Разве я могла стерпеть? Тут началось такое, что стыдно рассказывать. И вот на другой день я получаю письмо от этого письмоносца. Читаю и ровно ничего не могу понять. Какие рукавички? Какой Гармошкин? Я это письмо посылаю Вам. Вы сами увидите, какая чепуха. Хотела спросить Иру, тем более, что тут о ней говорится. Но Ира и слушать не стала, хлопнула дверью и закрылась на ключ. Ну, что мне было делать? Я думала, думала и приняла решение: написать по указанному адресу ответ, что чужого письма не читала, рукавичек в глаза не видела и чтобы меня оставили в покое. Послала письмо и всё равно не могу успокоиться. Надо показать Ире письмо или нет? Нужно сказать про всё Михаилу Савельевичу или нет? Решила так: сказать ему нужно, он же отец и должен знать. Но сначала всё-таки покажу письмо Ире, и пусть объяснит всё.

Вхожу и вижу: Ира сидит и что-то подчёркивает в книге. Увидела меня и живо — книгу под стол. Очень мне это странно показалось, но я виду не подала, что заметила. Кладу перед ней письмо Гармошкина и спрашиваю: «Что всё это значит? Что это за тип? Какие у тебя с ним дела?» Она ничего. Пробежала глазами письмо и даже фыркнула, ей смешно. Подаёт мне письмо обратно и заявляет: «Это же тебе письмо, а не мне, откуда же я знаю, с кем ты переписываешься?» Видали такое нахальство! Я не выдержала и закричала: «Ира! Что с тобой? Пойми: тебя могут втянуть в какую-нибудь шайку! Я тебя спасти хочу!» Она вскочила и заорала: «Иди, доложи на совете дружины!» И убежала в ванную.

Я пошла к Михаилу Савельевичу, но его не было дома. Я стала ждать. Слышу, Ира идёт в переднюю, потом хлопнула дверь — она куда-то вышла. Я побежала к окну и вижу — по тротуару идёт Ира с каким-то пакетом. Неужели, думаю, она отправилась к этому письмоносцу? А Михаила Савельевича всё нет и нет. Вы представляете себе моё состояние? Но Ира скоро вернулась, заперлась у себя.
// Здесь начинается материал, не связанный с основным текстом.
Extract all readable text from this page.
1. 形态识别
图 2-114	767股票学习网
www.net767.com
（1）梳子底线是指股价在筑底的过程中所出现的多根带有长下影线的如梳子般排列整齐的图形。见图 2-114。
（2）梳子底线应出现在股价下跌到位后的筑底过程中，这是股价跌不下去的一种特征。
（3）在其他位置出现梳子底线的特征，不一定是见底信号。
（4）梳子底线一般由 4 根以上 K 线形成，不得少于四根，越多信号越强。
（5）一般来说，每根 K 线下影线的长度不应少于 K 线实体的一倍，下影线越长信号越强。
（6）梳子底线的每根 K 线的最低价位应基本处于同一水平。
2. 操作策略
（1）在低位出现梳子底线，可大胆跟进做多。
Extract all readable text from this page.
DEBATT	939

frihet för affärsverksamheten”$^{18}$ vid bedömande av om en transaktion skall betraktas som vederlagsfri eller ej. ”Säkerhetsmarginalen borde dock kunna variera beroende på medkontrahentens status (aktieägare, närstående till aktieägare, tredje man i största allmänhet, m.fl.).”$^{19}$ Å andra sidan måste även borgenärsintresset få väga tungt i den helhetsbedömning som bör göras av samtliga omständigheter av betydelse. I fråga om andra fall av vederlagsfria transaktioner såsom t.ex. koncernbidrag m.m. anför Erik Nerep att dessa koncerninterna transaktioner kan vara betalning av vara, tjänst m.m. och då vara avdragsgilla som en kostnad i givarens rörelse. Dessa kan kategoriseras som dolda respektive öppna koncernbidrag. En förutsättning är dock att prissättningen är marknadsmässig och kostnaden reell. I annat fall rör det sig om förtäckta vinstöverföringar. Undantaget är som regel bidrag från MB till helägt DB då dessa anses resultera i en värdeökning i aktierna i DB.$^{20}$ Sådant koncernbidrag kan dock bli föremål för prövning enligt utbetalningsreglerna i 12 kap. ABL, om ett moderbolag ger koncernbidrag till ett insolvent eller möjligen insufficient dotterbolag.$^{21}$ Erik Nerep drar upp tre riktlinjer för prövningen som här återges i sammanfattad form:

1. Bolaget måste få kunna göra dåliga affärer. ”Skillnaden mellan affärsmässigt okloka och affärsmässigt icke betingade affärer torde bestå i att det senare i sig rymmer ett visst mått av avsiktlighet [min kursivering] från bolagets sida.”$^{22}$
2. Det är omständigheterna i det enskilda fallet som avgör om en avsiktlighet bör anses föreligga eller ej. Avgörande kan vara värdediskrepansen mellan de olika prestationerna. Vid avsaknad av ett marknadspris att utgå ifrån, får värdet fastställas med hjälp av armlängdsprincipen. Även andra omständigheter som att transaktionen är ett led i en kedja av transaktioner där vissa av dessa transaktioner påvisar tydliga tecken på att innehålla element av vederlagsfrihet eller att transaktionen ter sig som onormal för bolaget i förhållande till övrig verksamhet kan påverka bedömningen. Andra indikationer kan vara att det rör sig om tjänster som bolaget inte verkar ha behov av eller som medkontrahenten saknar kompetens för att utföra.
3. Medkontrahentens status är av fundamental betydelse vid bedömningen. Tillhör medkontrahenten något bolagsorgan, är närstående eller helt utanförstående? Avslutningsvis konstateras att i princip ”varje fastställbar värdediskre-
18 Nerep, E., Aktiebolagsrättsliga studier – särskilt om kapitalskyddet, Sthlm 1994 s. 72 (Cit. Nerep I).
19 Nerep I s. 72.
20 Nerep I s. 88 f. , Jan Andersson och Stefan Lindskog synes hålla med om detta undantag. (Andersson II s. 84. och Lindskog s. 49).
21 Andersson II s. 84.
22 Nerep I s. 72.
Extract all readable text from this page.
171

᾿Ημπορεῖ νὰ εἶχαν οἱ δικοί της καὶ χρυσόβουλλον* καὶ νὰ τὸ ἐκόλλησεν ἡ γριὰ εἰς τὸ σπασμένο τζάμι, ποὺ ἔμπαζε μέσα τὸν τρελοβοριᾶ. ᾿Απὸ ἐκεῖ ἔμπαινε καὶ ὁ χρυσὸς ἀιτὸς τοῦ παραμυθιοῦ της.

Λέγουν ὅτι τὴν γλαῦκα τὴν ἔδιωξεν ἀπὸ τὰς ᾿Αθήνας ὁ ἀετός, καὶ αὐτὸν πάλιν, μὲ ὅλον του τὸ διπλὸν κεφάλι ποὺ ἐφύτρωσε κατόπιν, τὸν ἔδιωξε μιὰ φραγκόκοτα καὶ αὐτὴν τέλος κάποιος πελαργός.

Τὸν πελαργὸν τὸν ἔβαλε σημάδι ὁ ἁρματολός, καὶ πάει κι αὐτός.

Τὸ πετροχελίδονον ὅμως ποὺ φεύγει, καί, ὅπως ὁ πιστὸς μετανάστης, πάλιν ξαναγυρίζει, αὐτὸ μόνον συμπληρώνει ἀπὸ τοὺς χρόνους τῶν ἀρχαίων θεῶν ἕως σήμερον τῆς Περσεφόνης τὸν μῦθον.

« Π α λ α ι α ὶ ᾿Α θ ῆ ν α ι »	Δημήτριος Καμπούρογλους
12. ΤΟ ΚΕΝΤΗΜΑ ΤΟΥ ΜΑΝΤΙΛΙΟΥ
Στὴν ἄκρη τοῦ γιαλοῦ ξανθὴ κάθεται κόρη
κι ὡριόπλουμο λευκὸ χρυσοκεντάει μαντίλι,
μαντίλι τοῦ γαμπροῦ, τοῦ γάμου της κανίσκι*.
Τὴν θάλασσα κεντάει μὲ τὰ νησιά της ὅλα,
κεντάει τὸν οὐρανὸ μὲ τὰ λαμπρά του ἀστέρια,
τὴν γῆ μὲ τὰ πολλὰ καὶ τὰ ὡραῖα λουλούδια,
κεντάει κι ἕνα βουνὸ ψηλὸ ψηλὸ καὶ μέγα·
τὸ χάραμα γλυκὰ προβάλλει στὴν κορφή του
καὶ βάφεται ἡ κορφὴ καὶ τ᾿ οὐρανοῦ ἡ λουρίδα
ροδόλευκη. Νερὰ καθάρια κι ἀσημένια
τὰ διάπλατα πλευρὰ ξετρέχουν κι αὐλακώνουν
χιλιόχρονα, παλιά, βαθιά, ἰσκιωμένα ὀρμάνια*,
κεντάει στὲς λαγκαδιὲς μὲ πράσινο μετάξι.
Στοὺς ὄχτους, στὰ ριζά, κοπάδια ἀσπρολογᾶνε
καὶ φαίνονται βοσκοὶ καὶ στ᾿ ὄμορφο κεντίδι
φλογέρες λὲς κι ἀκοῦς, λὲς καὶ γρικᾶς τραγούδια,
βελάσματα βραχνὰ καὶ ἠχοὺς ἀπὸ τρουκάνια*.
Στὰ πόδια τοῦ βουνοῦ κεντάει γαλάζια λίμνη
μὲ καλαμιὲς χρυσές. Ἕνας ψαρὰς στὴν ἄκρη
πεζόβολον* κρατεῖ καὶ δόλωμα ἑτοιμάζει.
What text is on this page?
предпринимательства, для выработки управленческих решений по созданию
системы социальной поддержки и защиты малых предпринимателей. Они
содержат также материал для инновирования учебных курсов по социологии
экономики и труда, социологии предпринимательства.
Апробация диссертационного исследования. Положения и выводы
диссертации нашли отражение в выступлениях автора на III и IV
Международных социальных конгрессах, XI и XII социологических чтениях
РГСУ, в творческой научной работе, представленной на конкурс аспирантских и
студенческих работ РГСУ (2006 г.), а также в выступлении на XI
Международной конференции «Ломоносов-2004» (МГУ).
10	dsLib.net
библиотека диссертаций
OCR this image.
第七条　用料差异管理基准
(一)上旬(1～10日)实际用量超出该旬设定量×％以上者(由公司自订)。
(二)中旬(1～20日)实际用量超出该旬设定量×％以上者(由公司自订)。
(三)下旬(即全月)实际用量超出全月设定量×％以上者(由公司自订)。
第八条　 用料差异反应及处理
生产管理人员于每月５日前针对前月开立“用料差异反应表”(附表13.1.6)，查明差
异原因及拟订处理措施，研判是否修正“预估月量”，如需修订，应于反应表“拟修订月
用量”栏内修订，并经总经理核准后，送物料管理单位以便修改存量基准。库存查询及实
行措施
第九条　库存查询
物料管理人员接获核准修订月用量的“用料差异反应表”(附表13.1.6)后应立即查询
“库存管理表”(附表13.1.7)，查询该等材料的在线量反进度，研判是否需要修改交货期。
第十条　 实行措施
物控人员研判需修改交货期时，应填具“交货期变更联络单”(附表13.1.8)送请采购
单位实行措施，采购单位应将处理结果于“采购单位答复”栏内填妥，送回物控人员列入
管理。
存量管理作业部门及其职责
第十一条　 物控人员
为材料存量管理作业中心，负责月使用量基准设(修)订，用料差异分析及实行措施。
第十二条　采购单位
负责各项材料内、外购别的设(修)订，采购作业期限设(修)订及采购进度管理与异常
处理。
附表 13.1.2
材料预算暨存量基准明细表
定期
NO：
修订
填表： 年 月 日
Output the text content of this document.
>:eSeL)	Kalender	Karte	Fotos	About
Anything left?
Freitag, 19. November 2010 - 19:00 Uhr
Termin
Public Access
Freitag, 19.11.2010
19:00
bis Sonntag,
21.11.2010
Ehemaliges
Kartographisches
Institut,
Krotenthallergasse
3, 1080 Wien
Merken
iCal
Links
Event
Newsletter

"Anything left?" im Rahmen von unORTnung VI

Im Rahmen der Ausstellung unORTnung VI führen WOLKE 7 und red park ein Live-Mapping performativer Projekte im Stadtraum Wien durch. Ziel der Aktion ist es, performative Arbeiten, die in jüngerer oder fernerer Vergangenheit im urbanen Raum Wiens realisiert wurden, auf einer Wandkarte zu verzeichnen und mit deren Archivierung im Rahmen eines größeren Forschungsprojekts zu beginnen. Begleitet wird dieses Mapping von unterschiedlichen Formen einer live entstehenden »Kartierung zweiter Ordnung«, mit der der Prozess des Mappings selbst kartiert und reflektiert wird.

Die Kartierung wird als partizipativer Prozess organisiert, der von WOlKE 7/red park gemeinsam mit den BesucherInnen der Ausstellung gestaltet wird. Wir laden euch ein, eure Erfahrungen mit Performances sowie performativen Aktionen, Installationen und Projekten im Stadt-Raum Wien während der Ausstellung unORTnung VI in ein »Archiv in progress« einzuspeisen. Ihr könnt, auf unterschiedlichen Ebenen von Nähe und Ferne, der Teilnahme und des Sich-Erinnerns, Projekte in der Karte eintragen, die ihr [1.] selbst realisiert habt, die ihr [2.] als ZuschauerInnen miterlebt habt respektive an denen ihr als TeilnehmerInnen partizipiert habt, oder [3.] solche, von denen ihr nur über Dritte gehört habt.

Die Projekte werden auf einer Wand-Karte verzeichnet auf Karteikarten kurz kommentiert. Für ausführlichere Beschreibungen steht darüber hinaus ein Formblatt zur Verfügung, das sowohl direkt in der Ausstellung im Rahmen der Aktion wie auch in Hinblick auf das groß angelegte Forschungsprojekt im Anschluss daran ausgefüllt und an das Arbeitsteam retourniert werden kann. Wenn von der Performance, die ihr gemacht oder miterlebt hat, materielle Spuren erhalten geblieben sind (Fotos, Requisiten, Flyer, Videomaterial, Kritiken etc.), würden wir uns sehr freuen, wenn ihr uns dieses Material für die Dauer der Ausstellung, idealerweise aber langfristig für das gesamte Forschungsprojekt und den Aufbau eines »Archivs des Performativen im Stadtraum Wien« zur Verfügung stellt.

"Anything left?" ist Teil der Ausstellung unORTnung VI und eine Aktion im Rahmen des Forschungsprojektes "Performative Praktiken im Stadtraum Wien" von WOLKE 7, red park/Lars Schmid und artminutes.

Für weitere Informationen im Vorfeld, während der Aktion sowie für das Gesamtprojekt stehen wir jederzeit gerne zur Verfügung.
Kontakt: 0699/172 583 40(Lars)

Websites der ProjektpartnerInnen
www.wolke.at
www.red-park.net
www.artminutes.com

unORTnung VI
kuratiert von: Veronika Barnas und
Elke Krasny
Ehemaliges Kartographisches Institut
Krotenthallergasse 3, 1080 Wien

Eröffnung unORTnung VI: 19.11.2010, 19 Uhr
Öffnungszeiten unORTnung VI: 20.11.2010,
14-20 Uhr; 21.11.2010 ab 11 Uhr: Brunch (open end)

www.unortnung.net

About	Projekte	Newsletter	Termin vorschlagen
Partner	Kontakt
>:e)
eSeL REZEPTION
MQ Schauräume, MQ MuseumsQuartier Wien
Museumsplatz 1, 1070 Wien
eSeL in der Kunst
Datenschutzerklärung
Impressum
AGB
Наконец вернулся Михаил Савельевич. Я показала ему письмо и сказала то же, что Вам: писем чужих не читала, рукавичек не надевала, Гармошкина никакого не знаю. Меня удивило, что Михаил Савельевич не очень рассердился. Он сказал: «Видали вы таких письмоносцев, которые живут в отелях, ежедневно увеселяются, назначают свидания, да ещё грозят порядочным людям!» Позвал Иру и очень спокойно просил объяснить, в чём дело. Но Ира, как только увидела, что и я тут, сразу начала кричать, что это я виновата, что я говорю гадости про её друзей и что они лучше нас всех. Михаил Савельевич крикнул: «Прекрати истерику!» Ира сразу притихла, только начала плакать и сказала, что она переписывается с одной девочкой после выступления по радио. А что почтальон этот — мальчик, пионер, гитарист, ещё кто-то, что он привёз ей подарок. А дальше уже ничего нельзя было понять, так она плакала. Что-то про друзей и про то, что теперь всё-всё испортили.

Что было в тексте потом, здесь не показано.